La prima partita, gli inglesi la vinsero per 2-0 sul Cile. La seconda, con gli Usa, che nel frattempo ne presero tre dalla Spagna, sembrava una formalità. Gli statunitensi si comportavano come un’allegra brigata in libera uscita. Il capitano era McIlvenny, in difesa c’era uno rude che si chiamava Charlie Colombo, in porta Frank Borghi, impresario di pompe funebri e in avanti Joe Gaetjens. Figlio di un tedesco e una haitiana, Gaetjens emigrò dai Caraibi negli States per studiare, ma finì a fare il lavapiatti perché non fu ammesso a scuola. Lavorava e giocava a calcio. Centravanti. Bravo di testa. Gli statunitensi non avevano neanche una divisa, giocavano con una maglia che somigliava a quella del River Plate, forse perché l’eco della Maquina era giunta anche in Nordamerica.

Matthews si tirò fuori dalla contesa, dicendo, sdegnato, che non si sarebbe mai abbassato a giocare con sudditi o ex sudditi. L’arbitro della partita fu un italiano, che si prese un doppio taccuino, convinto che la partita sarebbe finita in goleada per i figlia d’Albione.

Il giorno dopo, il Daily Express uscì con: Inghilterra 10 – Stati Uniti 1. Si trattò di un Epic Fail di dimensioni siderali. Perché gli Usa vinsero per 1-0. Con gol di testa, alquanto strambo in realtà, proprio del lavapiatti Gaetjens nel primo tempo. Nella ripresa, i maestri inglesi provarono a pareggiare, ma non vi riuscirono, anche grazie agli interventi del becchino Borghi.

Nella storia degli Usa c’è perlomeno un altro becchino famoso. E non sto parlando del wrestler Undertaker. No, il becchino che dico io si chiamava Almon Strowger. Almon Strowger era un impresario funebre del Missouri vissuto sul finire del 1800. E con ciò? I primi telefoni funzionavano attraverso un “centralino”, con delle persone che mettevano, manualmente, in comunicazione chiamante e ricevente.
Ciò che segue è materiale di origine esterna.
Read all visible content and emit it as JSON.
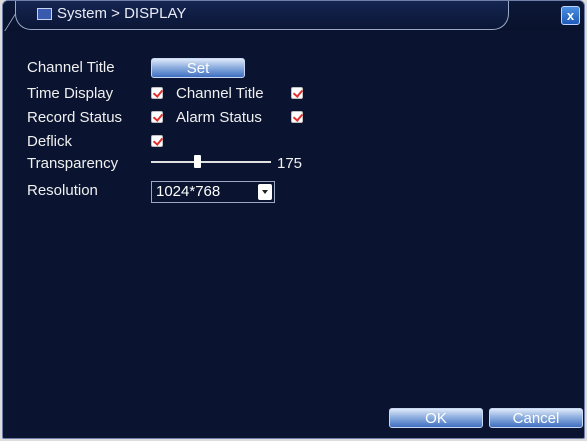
{
  "window": {
    "title": "System > DISPLAY",
    "close_symbol": "x"
  },
  "settings": {
    "channel_title_label": "Channel Title",
    "set_button_label": "Set",
    "time_display_label": "Time Display",
    "time_display_checked": true,
    "channel_title_check_label": "Channel Title",
    "channel_title_checked": true,
    "record_status_label": "Record Status",
    "record_status_checked": true,
    "alarm_status_label": "Alarm Status",
    "alarm_status_checked": true,
    "deflick_label": "Deflick",
    "deflick_checked": true,
    "transparency_label": "Transparency",
    "transparency_value": "175",
    "resolution_label": "Resolution",
    "resolution_value": "1024*768"
  },
  "footer": {
    "ok_label": "OK",
    "cancel_label": "Cancel"
  },
  "colors": {
    "background": "#0a1430",
    "check_mark": "#e03030",
    "button": "#3f6fc0"
  }
}
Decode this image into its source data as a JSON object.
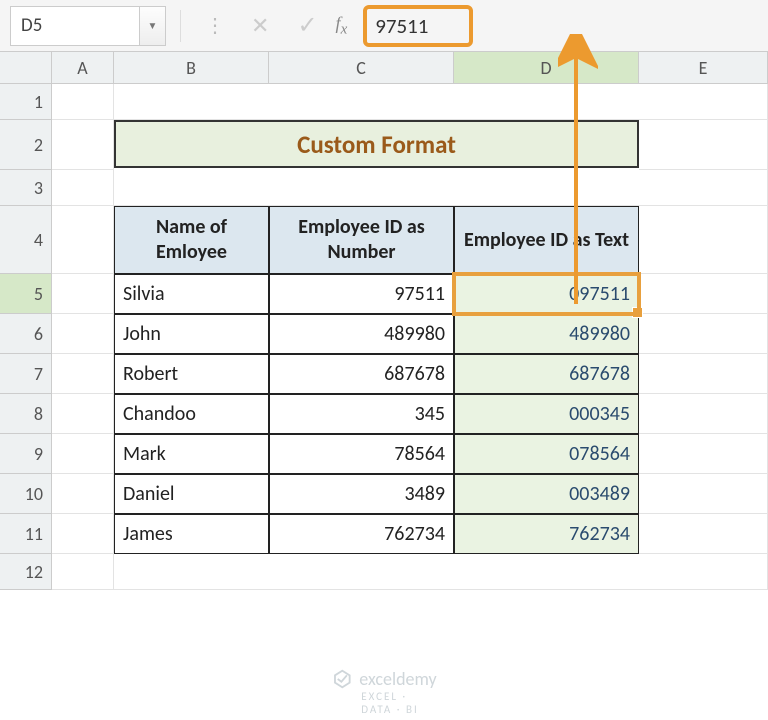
{
  "name_box": "D5",
  "formula_value": "97511",
  "columns": [
    "A",
    "B",
    "C",
    "D",
    "E"
  ],
  "rows": [
    "1",
    "2",
    "3",
    "4",
    "5",
    "6",
    "7",
    "8",
    "9",
    "10",
    "11",
    "12"
  ],
  "title": "Custom Format",
  "headers": {
    "name": "Name of Emloyee",
    "id_num": "Employee ID as Number",
    "id_text": "Employee ID as Text"
  },
  "data": [
    {
      "name": "Silvia",
      "num": "97511",
      "text": "097511"
    },
    {
      "name": "John",
      "num": "489980",
      "text": "489980"
    },
    {
      "name": "Robert",
      "num": "687678",
      "text": "687678"
    },
    {
      "name": "Chandoo",
      "num": "345",
      "text": "000345"
    },
    {
      "name": "Mark",
      "num": "78564",
      "text": "078564"
    },
    {
      "name": "Daniel",
      "num": "3489",
      "text": "003489"
    },
    {
      "name": "James",
      "num": "762734",
      "text": "762734"
    }
  ],
  "watermark": {
    "brand": "exceldemy",
    "tag": "EXCEL · DATA · BI"
  },
  "selected": {
    "row": 5,
    "col": "D"
  }
}
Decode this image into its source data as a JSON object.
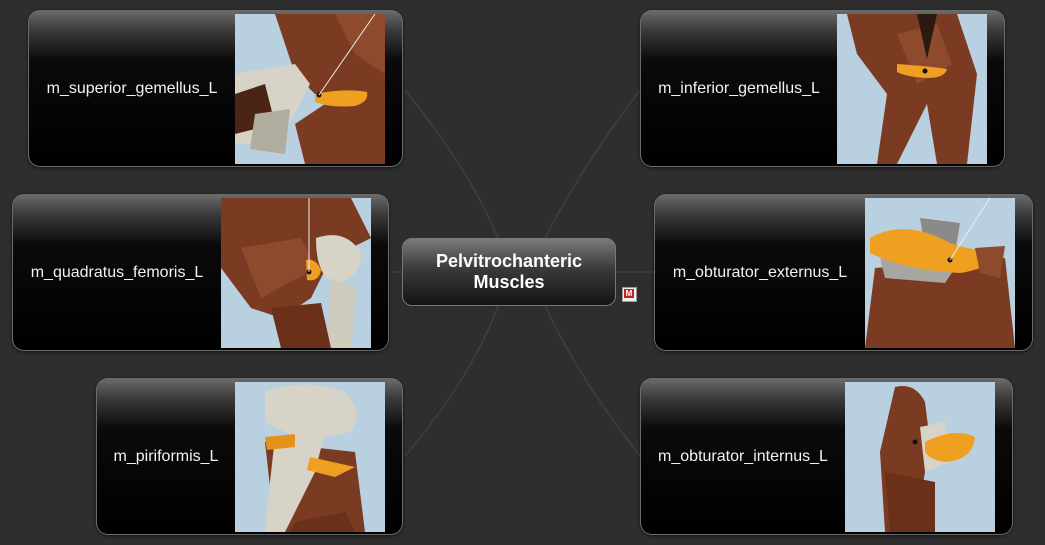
{
  "center": {
    "line1": "Pelvitrochanteric",
    "line2": "Muscles"
  },
  "center_attachment_icon": "mindmap-attachment-icon",
  "nodes": [
    {
      "label": "m_superior_gemellus_L"
    },
    {
      "label": "m_quadratus_femoris_L"
    },
    {
      "label": "m_piriformis_L"
    },
    {
      "label": "m_inferior_gemellus_L"
    },
    {
      "label": "m_obturator_externus_L"
    },
    {
      "label": "m_obturator_internus_L"
    }
  ],
  "colors": {
    "background": "#2e2e2e",
    "muscle": "#7b3a22",
    "highlight": "#f0a020",
    "bone": "#d7d3c6",
    "thumb_bg": "#b9d0e0"
  }
}
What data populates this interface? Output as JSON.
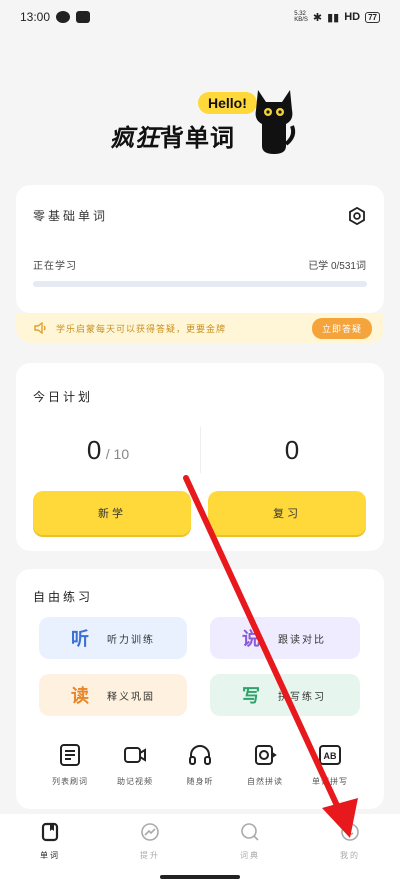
{
  "status_bar": {
    "time": "13:00",
    "network_speed": "5.32\nKB/S",
    "hd": "HD",
    "battery": "77"
  },
  "logo": {
    "bubble": "Hello!",
    "prefix": "疯狂",
    "suffix": "背单词"
  },
  "course": {
    "title": "零基础单词",
    "studying_label": "正在学习",
    "learned_label": "已学 0/531词",
    "progress_fraction": 0.0
  },
  "notice": {
    "text": "学乐启蒙每天可以获得答疑，更要金牌",
    "button": "立即答疑"
  },
  "plan": {
    "title": "今日计划",
    "new_count": "0",
    "new_total": "/ 10",
    "review_count": "0",
    "new_button": "新学",
    "review_button": "复习"
  },
  "practice": {
    "title": "自由练习",
    "tiles": [
      {
        "glyph": "听",
        "label": "听力训练"
      },
      {
        "glyph": "说",
        "label": "跟读对比"
      },
      {
        "glyph": "读",
        "label": "释义巩固"
      },
      {
        "glyph": "写",
        "label": "拼写练习"
      }
    ],
    "tools": [
      {
        "icon": "list-icon",
        "label": "列表刷词"
      },
      {
        "icon": "video-icon",
        "label": "助记视频"
      },
      {
        "icon": "headphones-icon",
        "label": "随身听"
      },
      {
        "icon": "natural-spelling-icon",
        "label": "自然拼读"
      },
      {
        "icon": "ab-icon",
        "label": "单词拼写"
      }
    ]
  },
  "tabs": [
    {
      "icon": "word-book-icon",
      "label": "单词",
      "active": true
    },
    {
      "icon": "trend-icon",
      "label": "提升",
      "active": false
    },
    {
      "icon": "dictionary-search-icon",
      "label": "词典",
      "active": false
    },
    {
      "icon": "profile-icon",
      "label": "我的",
      "active": false
    }
  ],
  "colors": {
    "accent_yellow": "#ffd83a",
    "progress": "#6c8be0",
    "notice_bg": "#fff6d8",
    "notice_button": "#f5a33b",
    "overlay_arrow": "#e8191d"
  }
}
Bene, successe che venne presa come impiegata l’amante del suo concorrente, che passava ogni richiesta di funerale all’amato. Almon Strowger si trovò a un bivio: o s’inventava qualcosa o sarebbe andato fallito. S’inventò qualcosa: il primo commutatore automatico per la telefonia della storia.

Ma torniamo a noi. Joe Gaetjens morì nel 1964, probabilmente ucciso dagli squadroni della morte haitiani: i tristemente famosi Tonton Macoutes, ma sarà per sempre ricordato come l’uomo che fece piangere gli amanti del calcio dell’Inghilterra. Inghilterra che anche circa 100 anni prima, nel 1851, era ben convinta di portare a casa la Coppa della Cento Ghinee. Coppa delle Cento Ghinee che andò invece allo shooner statunitense America.

Era l’alba della Coppa America di vela. Ma questa è un’altra soria.